Don't get me wrong. I'll all for teaching students good practice of software engineering. I just want to speak from my own memories and experience as a student. Sometimes I feel teachers are like parents: they want kids to learn all possible right things, no matter if they are practically able to swallow all the good stuff (sometimes this has bad psychological consequences, like rebellious children). If I were an instructor in statistics, I'd only require students to submit an R Markdown document. Other things like tests can earn extra credits but not required.

2 comments

Well, it doesn't just require them to click a menu item and hit a button -- then they have to fix all the problems that arose because RStudio encouraged a hackish development style. There's a workaround, but RStudio still actively encourages your workspace to get out of sync from your script. Compare that to DrRacket, where the code is labeled the "Definitions" window, and every time you reload the definitions, your workspace starts from scratch. You can't accidentally interact with deleted code.

This would be a problem in a straight-line script where you're doing a bunch of data munging and analysis, since reloading from scratch might mean redoing expensive computations. But if you're building clean, reusable functions to implement interesting algorithms -- building a package and not a script -- then it's exactly the behavior you want.

Our course very much focuses on software engineering. Major topics include writing modular code, object-oriented design, thorough testing, and version control. We don't cover statistics concepts in the class -- it's computing for statisticians, not computational methods in statistics. We believe that teaching statisticians to compute like software engineers will, in the long term, dramatically improve their work, since they'll have a stable base of robust, modular, well-tested, reusable code.

One recent project, for example, required students to write a pipeline of scripts: one script takes the name of a CSV file as a command-line argument, processes and filters the data, and dumps it on STDOUT so the next script can read from STDIN and load the data into PostgreSQL, so another script (an R Markdown document) can do some queries and generate an automated report on the new batch of data. The processing and analysis stages have to be written as functions, not just top-level scripts, so they can be thoroughly tested.
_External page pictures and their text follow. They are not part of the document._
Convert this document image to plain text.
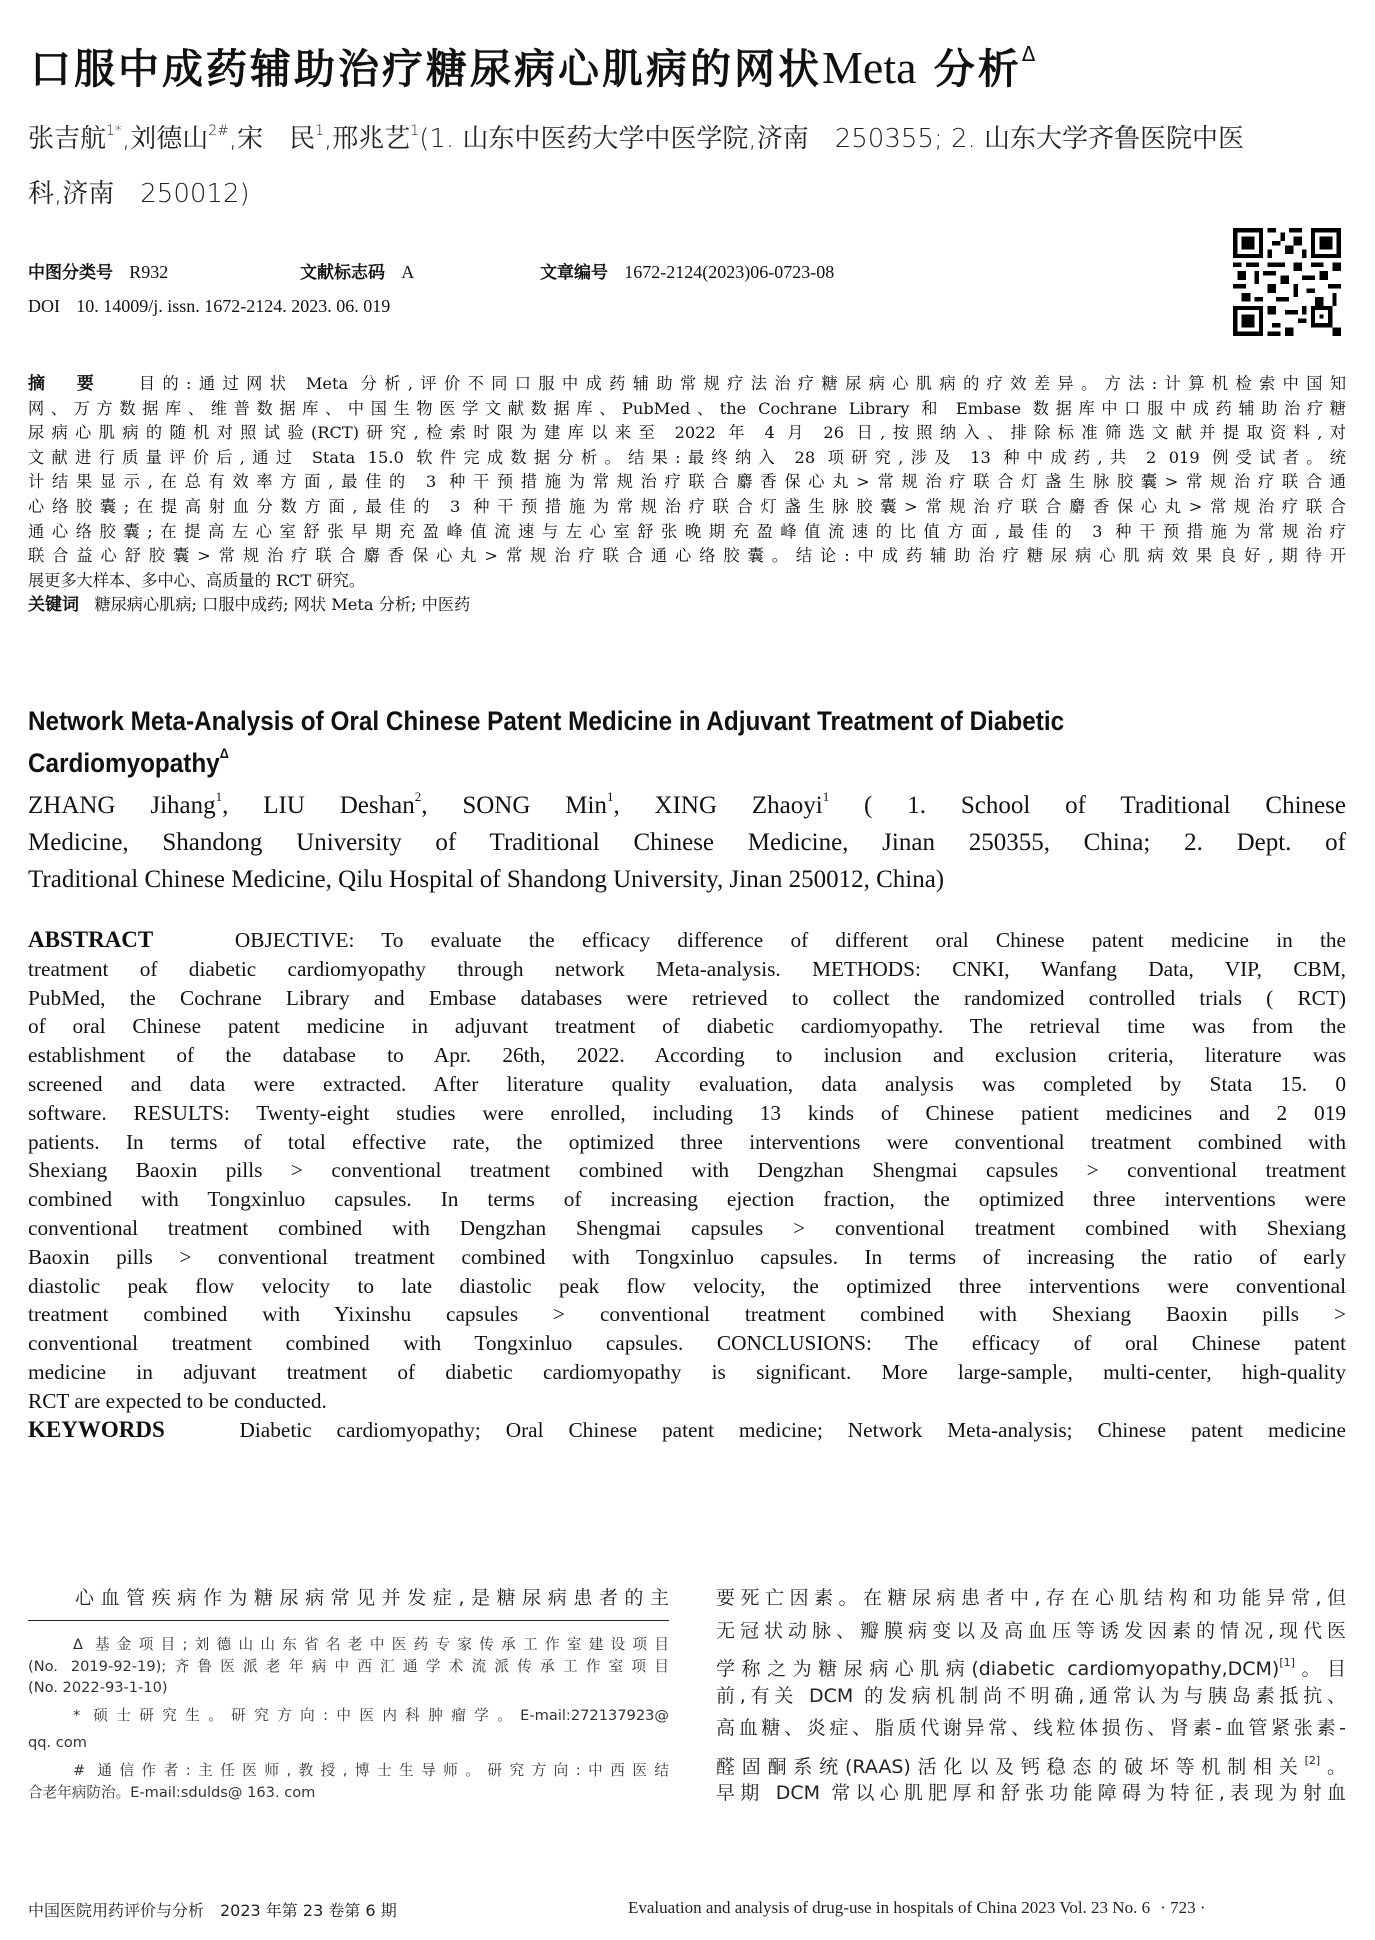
口服中成药辅助治疗糖尿病心肌病的网状Meta 分析$^\Delta$
张吉航$^{1*}$,刘德山$^{2\#}$,宋　民$^1$,邢兆艺$^1$(1. 山东中医药大学中医学院,济南　250355; 2. 山东大学齐鲁医院中医
科,济南　250012)
中图分类号 R932	文献标志码 A	文章编号 1672-2124(2023)06-0723-08
DOI 10. 14009/j. issn. 1672-2124. 2023. 06. 019
摘　要 目的:通过网状 Meta 分析,评价不同口服中成药辅助常规疗法治疗糖尿病心肌病的疗效差异。方法:计算机检索中国知
网、万方数据库、维普数据库、中国生物医学文献数据库、PubMed、the Cochrane Library 和 Embase 数据库中口服中成药辅助治疗糖
尿病心肌病的随机对照试验(RCT)研究,检索时限为建库以来至 2022 年 4 月 26 日,按照纳入、排除标准筛选文献并提取资料,对
文献进行质量评价后,通过 Stata 15.0 软件完成数据分析。结果:最终纳入 28 项研究,涉及 13 种中成药,共 2 019 例受试者。统
计结果显示,在总有效率方面,最佳的 3 种干预措施为常规治疗联合麝香保心丸>常规治疗联合灯盏生脉胶囊>常规治疗联合通
心络胶囊;在提高射血分数方面,最佳的 3 种干预措施为常规治疗联合灯盏生脉胶囊>常规治疗联合麝香保心丸>常规治疗联合
通心络胶囊;在提高左心室舒张早期充盈峰值流速与左心室舒张晚期充盈峰值流速的比值方面,最佳的 3 种干预措施为常规治疗
联合益心舒胶囊>常规治疗联合麝香保心丸>常规治疗联合通心络胶囊。结论:中成药辅助治疗糖尿病心肌病效果良好,期待开
展更多大样本、多中心、高质量的 RCT 研究。
关键词 糖尿病心肌病; 口服中成药; 网状 Meta 分析; 中医药
Network Meta-Analysis of Oral Chinese Patent Medicine in Adjuvant Treatment of Diabetic
Cardiomyopathy$^\Delta$
ZHANG Jihang$^1$, LIU Deshan$^2$, SONG Min$^1$, XING Zhaoyi$^1$ ( 1. School of Traditional Chinese
Medicine, Shandong University of Traditional Chinese Medicine, Jinan 250355, China; 2. Dept. of
Traditional Chinese Medicine, Qilu Hospital of Shandong University, Jinan 250012, China)
ABSTRACT	OBJECTIVE: To evaluate the efficacy difference of different oral Chinese patent medicine in the
treatment of diabetic cardiomyopathy through network Meta-analysis. METHODS: CNKI, Wanfang Data, VIP, CBM,
PubMed, the Cochrane Library and Embase databases were retrieved to collect the randomized controlled trials ( RCT)
of oral Chinese patent medicine in adjuvant treatment of diabetic cardiomyopathy. The retrieval time was from the
establishment of the database to Apr. 26th, 2022. According to inclusion and exclusion criteria, literature was
screened and data were extracted. After literature quality evaluation, data analysis was completed by Stata 15. 0
software. RESULTS: Twenty-eight studies were enrolled, including 13 kinds of Chinese patient medicines and 2 019
patients. In terms of total effective rate, the optimized three interventions were conventional treatment combined with
Shexiang Baoxin pills > conventional treatment combined with Dengzhan Shengmai capsules > conventional treatment
combined with Tongxinluo capsules. In terms of increasing ejection fraction, the optimized three interventions were
conventional treatment combined with Dengzhan Shengmai capsules > conventional treatment combined with Shexiang
Baoxin pills > conventional treatment combined with Tongxinluo capsules. In terms of increasing the ratio of early
diastolic peak flow velocity to late diastolic peak flow velocity, the optimized three interventions were conventional
treatment combined with Yixinshu capsules > conventional treatment combined with Shexiang Baoxin pills >
conventional treatment combined with Tongxinluo capsules. CONCLUSIONS: The efficacy of oral Chinese patent
medicine in adjuvant treatment of diabetic cardiomyopathy is significant. More large-sample, multi-center, high-quality
RCT are expected to be conducted.
KEYWORDS	Diabetic cardiomyopathy; Oral Chinese patent medicine; Network Meta-analysis; Chinese patent medicine
心血管疾病作为糖尿病常见并发症,是糖尿病患者的主
Δ 基金项目;刘德山山东省名老中医药专家传承工作室建设项目
(No. 2019-92-19);齐鲁医派老年病中西汇通学术流派传承工作室项目
(No. 2022-93-1-10)
* 硕士研究生。研究方向:中医内科肿瘤学。E-mail:272137923@
qq. com
# 通信作者:主任医师,教授,博士生导师。研究方向:中西医结
合老年病防治。E-mail:sdulds@ 163. com
要死亡因素。在糖尿病患者中,存在心肌结构和功能异常,但
无冠状动脉、瓣膜病变以及高血压等诱发因素的情况,现代医
学称之为糖尿病心肌病(diabetic cardiomyopathy,DCM)[1]。目
前,有关 DCM 的发病机制尚不明确,通常认为与胰岛素抵抗、
高血糖、炎症、脂质代谢异常、线粒体损伤、肾素-血管紧张素-
醛固酮系统(RAAS)活化以及钙稳态的破坏等机制相关[2]。
早期 DCM 常以心肌肥厚和舒张功能障碍为特征,表现为射血
中国医院用药评价与分析　2023 年第 23 卷第 6 期	Evaluation and analysis of drug-use in hospitals of China 2023 Vol. 23 No. 6 · 723 ·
A future project will involve using dual k-d trees for fast approximate kernel density estimation, or building R trees to efficiently query spatial data. These are definitely more like packages than scripts.

It is not that we encourage a "hackish development style", but computer scientists and statisticians/data analysts are solving different problems, and statisticians' primary job is often not software development. There is not a single absolutely correct style for both groups. You should not expect statisticians to be professional software engineers, or vice versa. We can learn good practice from each other. Statisticians and data analysts often use the EDA approach (Exploratory Data Analysis), and it makes sense to "pollute" the workspace temporarily. Running everything from scratch feels like using punch cards, which is related to the history of S (which in turn inspired R). Statisticians at Bell Labs found it tedious to throw a program to a machine, wait for a day, get hundreds of pages of output the next day, read the output by eyes, modify the program, and do it again. They wanted instant feedback (plots/summary tables) as they explore the data.

We take reproducibility very seriously. The fact that RStudio's Knit button uses a new R session, instead of the current R session, to compile R Markdown documents was a deliberate choice to make sure your output is produced from a clean R session. But if you are doing EDA, it may not be very pleasant to click this button over and over again every time you update your code (you can if you want).

If your course is focused on software engineering, everything you said makes perfect sense. Statisticians can learn the good principles in CS, but they are statisticians after all. There must be tradeoffs.

> Isn't this a simple instruction you give students in the very first class like "before you submit your homework, restart R session, and make sure your submission runs in the new session"? This only requires them to click a menu item (Restart R session), and a button (Knit or Source or something).

It's the nature of learners to make mistakes. The more things they have to remember to do, the less cognitive power they'll have to focus on what they're trying to learn.

That's a good point, though in this case the thing they need to remember is a key part of doing the job. Seeing a line of code run correctly once does not mean it's correct. It's one of those concepts that comes up in many forms.

Perhaps one way to make a teachable moment of it is to help them set up a baby CI environment. Then every time it catches something the value of good practices is driven home.

That demand is the equivalent of pressing two buttons. (and yes, in my stats course as an undergrad I was also requested to reload and rerun R sessions to ensure code was correct)